The following information was taken from the BOM Climate Education Website

A dry-weather peril

The nature of the Australian environment - long periods of dry, hot weather and volatile natural vegetation - makes many parts of the country particularly vulnerable to this scourge. Southeastern Australia has the reputation of being one of the three most fire-prone areas in the world, along with southern California and southern France. The Black Friday fires in 1939 in Victoria, Ash Wednesday (1983) in Victoria and South Australia, and the 1967 fires in Tasmania, have each killed in excess of 60 Australians.

They loom as dark shadows in the consciousness of residents of these states on summer days when strong northerlies, extreme heat, and low humidity follow a long dry period. Throughout the 20th Century, many other fires have claimed lives, destroyed people's homes and livelihoods, and reduced thousands of hectares of forest to charcoal and ash.

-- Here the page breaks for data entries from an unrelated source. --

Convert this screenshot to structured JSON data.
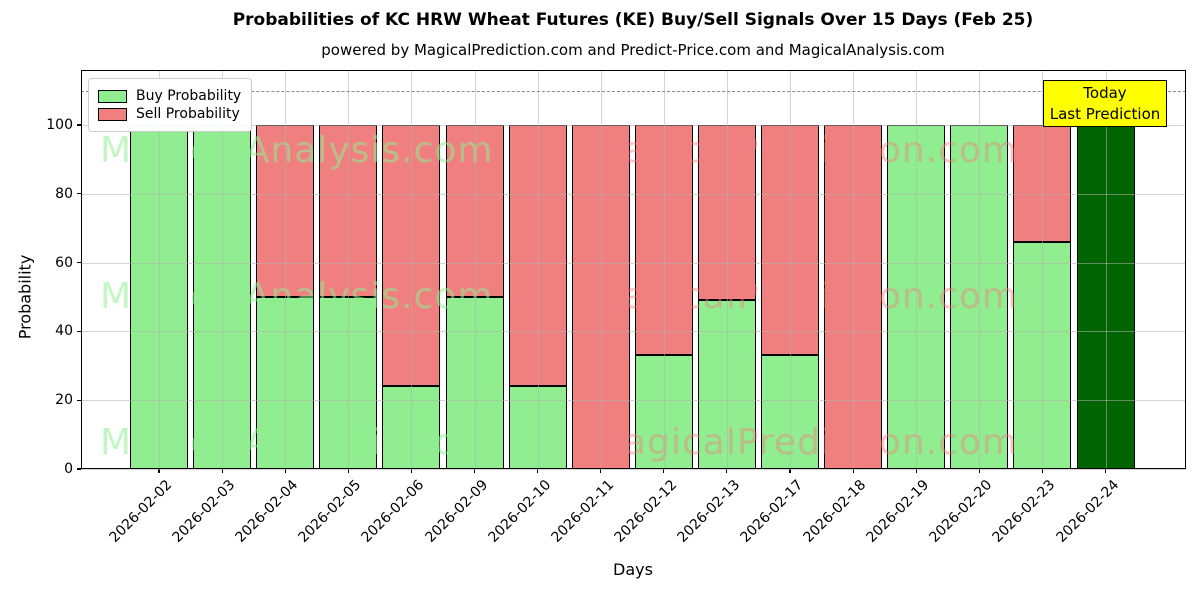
{
  "title": "Probabilities of KC HRW Wheat Futures (KE) Buy/Sell Signals Over 15 Days (Feb 25)",
  "subtitle": "powered by MagicalPrediction.com and Predict-Price.com and MagicalAnalysis.com",
  "legend": {
    "buy_label": "Buy Probability",
    "sell_label": "Sell Probability"
  },
  "annotation": {
    "line1": "Today",
    "line2": "Last Prediction"
  },
  "axes": {
    "ylabel": "Probability",
    "xlabel": "Days",
    "yticks": [
      0,
      20,
      40,
      60,
      80,
      100
    ],
    "ylim": [
      0,
      116
    ],
    "dashed_line_y": 110
  },
  "watermarks": {
    "left": "MagicalAnalysis.com",
    "right": "MagicalPrediction.com"
  },
  "colors": {
    "buy": "#90EE90",
    "sell": "#F08080",
    "today_bar": "#006400",
    "annotation_bg": "#FFFF00",
    "grid": "#b0b0b0",
    "watermark_left": "rgba(144,238,144,0.55)",
    "watermark_right": "rgba(240,128,128,0.45)"
  },
  "chart_data": {
    "type": "bar",
    "stacked": true,
    "title": "Probabilities of KC HRW Wheat Futures (KE) Buy/Sell Signals Over 15 Days (Feb 25)",
    "xlabel": "Days",
    "ylabel": "Probability",
    "ylim": [
      0,
      116
    ],
    "yticks": [
      0,
      20,
      40,
      60,
      80,
      100
    ],
    "grid": true,
    "legend_position": "upper left",
    "dashed_hline": 110,
    "categories": [
      "2026-02-02",
      "2026-02-03",
      "2026-02-04",
      "2026-02-05",
      "2026-02-06",
      "2026-02-09",
      "2026-02-10",
      "2026-02-11",
      "2026-02-12",
      "2026-02-13",
      "2026-02-17",
      "2026-02-18",
      "2026-02-19",
      "2026-02-20",
      "2026-02-23",
      "2026-02-24"
    ],
    "series": [
      {
        "name": "Buy Probability",
        "color": "#90EE90",
        "values": [
          100,
          100,
          50,
          50,
          24,
          50,
          24,
          0,
          33,
          49,
          33,
          0,
          100,
          100,
          66,
          100
        ]
      },
      {
        "name": "Sell Probability",
        "color": "#F08080",
        "values": [
          0,
          0,
          50,
          50,
          76,
          50,
          76,
          100,
          67,
          51,
          67,
          100,
          0,
          0,
          34,
          0
        ]
      }
    ],
    "highlight": {
      "index": 15,
      "color": "#006400",
      "label": "Today Last Prediction"
    }
  }
}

Very little of the Australian continent is free from fires - scrub-fires may sweep even the arid regions in years when good wet season rains are followed by a long dry spell. In the spring of 1974, 15 percent of the land area of Australia burned after prolific growth during the preceding wet summer dried off and ignited. More generally, fire tends to follow a seasonal cycle: the dry summer months are the danger time for southern Australia, as are the winter months over northern Australia.

Fires and El Niño

Since serious fires in Australia usually follow long dry periods, many of the worst fires in eastern Australia accompany El Niño-Southern Oscillation events. For instance, the disastrous Ash Wednesday fires in southeastern Australia followed failure of winter and spring rains during the strong El Niño event of 1982. There is also some evidence that El Niño summers have a higher incidence of extreme temperatures (over 38°C). Over southeastern Australia, weather conditions considered dangerous enough to warrant a fire weather warning, and/or fire ban, overwhelmingly occur when the Southern Oscillation Index is negative. But not all the time. Some major fires have occurred in La Niña events: the fires of January 1939 followed a rare La Niña spring drought in southeastern Australia (in a cruel twist of irony, floods at the end of February washed out many of those made homeless by the fires!). And more recently, disastrous bushfires in Victoria's Dandenong Ranges in January 1997 accompanied a weak La Niña event.